The books about Karitas are written by the Icelandic writer Kristin Marja Baldursdottir, and for the first of the two books she was nominated to Nordic Council Literature Prize in 2006.
Iceland is a country with a rich, extensive litterature, from the first sagas written a thousand years ago, to today´s contemporary writing. Baldursdottir has elements from the whole line in her writing.
In the beginning of the first book we meet Karitas´mother, a widow since her husband drowned at sea while out fishing. She wants to give her children an education, packs all what she has and moves up to the north coast of Iceland. Karitas is the youngest of the girsl in the family, and while the others starts school and/or work to earn money, it becomes her job to look after her little brother, the house and the food.

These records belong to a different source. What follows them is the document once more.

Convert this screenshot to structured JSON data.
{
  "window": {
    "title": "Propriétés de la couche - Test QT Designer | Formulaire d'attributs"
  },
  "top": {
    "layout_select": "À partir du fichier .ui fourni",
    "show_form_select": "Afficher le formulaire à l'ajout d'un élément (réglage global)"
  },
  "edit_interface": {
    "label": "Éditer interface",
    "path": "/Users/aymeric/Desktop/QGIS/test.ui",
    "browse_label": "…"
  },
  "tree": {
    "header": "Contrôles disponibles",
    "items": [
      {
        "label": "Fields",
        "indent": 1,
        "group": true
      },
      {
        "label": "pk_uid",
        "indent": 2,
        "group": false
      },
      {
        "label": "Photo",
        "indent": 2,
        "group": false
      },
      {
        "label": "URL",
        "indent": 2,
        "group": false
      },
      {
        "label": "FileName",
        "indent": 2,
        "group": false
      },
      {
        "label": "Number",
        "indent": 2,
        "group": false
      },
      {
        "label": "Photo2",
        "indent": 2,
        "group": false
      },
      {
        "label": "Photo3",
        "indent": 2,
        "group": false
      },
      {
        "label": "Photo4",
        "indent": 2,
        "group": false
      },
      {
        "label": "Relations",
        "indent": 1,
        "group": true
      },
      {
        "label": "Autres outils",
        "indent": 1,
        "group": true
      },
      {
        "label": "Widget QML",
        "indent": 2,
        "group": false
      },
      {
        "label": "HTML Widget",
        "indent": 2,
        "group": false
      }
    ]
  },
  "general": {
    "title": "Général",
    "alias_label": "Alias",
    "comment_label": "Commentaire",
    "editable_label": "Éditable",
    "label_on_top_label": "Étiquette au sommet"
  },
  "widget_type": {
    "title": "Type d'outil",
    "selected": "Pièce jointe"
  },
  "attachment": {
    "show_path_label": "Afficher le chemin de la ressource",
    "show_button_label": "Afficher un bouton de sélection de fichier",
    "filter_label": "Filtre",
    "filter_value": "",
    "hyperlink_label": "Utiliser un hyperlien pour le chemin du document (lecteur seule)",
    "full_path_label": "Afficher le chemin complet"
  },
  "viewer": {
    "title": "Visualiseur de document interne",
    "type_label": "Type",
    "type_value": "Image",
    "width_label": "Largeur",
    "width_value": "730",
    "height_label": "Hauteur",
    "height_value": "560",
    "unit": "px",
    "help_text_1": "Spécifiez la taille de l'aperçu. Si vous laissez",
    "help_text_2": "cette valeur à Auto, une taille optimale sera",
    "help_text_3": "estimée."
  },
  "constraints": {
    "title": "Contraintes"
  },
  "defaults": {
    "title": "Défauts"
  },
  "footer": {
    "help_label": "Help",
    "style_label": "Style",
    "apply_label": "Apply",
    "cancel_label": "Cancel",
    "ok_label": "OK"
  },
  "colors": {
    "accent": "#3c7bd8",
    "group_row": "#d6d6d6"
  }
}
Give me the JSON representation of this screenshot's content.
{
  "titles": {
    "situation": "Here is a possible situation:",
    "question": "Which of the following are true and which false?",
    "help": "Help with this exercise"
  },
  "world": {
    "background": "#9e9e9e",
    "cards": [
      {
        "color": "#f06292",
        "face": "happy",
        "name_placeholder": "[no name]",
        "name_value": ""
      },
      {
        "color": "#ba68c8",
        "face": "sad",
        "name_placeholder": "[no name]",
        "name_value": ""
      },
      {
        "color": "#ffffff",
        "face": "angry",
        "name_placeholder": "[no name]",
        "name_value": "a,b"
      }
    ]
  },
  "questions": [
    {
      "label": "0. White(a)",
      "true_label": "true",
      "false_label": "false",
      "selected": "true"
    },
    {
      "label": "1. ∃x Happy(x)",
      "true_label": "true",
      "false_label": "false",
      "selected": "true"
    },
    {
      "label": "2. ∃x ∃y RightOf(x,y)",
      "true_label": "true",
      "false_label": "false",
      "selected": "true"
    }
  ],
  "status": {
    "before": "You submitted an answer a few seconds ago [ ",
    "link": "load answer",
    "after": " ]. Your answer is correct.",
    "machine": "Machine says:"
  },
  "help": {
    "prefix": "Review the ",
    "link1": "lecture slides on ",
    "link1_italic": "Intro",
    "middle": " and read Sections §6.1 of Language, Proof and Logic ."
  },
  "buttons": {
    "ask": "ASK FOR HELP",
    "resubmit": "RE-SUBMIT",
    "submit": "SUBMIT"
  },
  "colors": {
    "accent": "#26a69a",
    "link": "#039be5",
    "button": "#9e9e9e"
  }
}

Karitas is the only one of the siblings with artistic genes, and eventually this sends her to Copenhagen to study art. Back in Iceland after her education is finished, and with a strong urge to paint, she fells in love, she becomes pregnant, and from then on and until she dies as an old woman, her life as a woman and an artist, is a struggle to follow her instinct. To follow what is most important in her life. Her art.
The Karitas books are about women´s emancipation, but it is also so much more. A family Tale. A love story. A historical novel about Iceland in the last century.
Unfortunately Baldursdottir´s books are not translated into English. Fortunately several of them can be found in Norwegian. I will now hunt for them.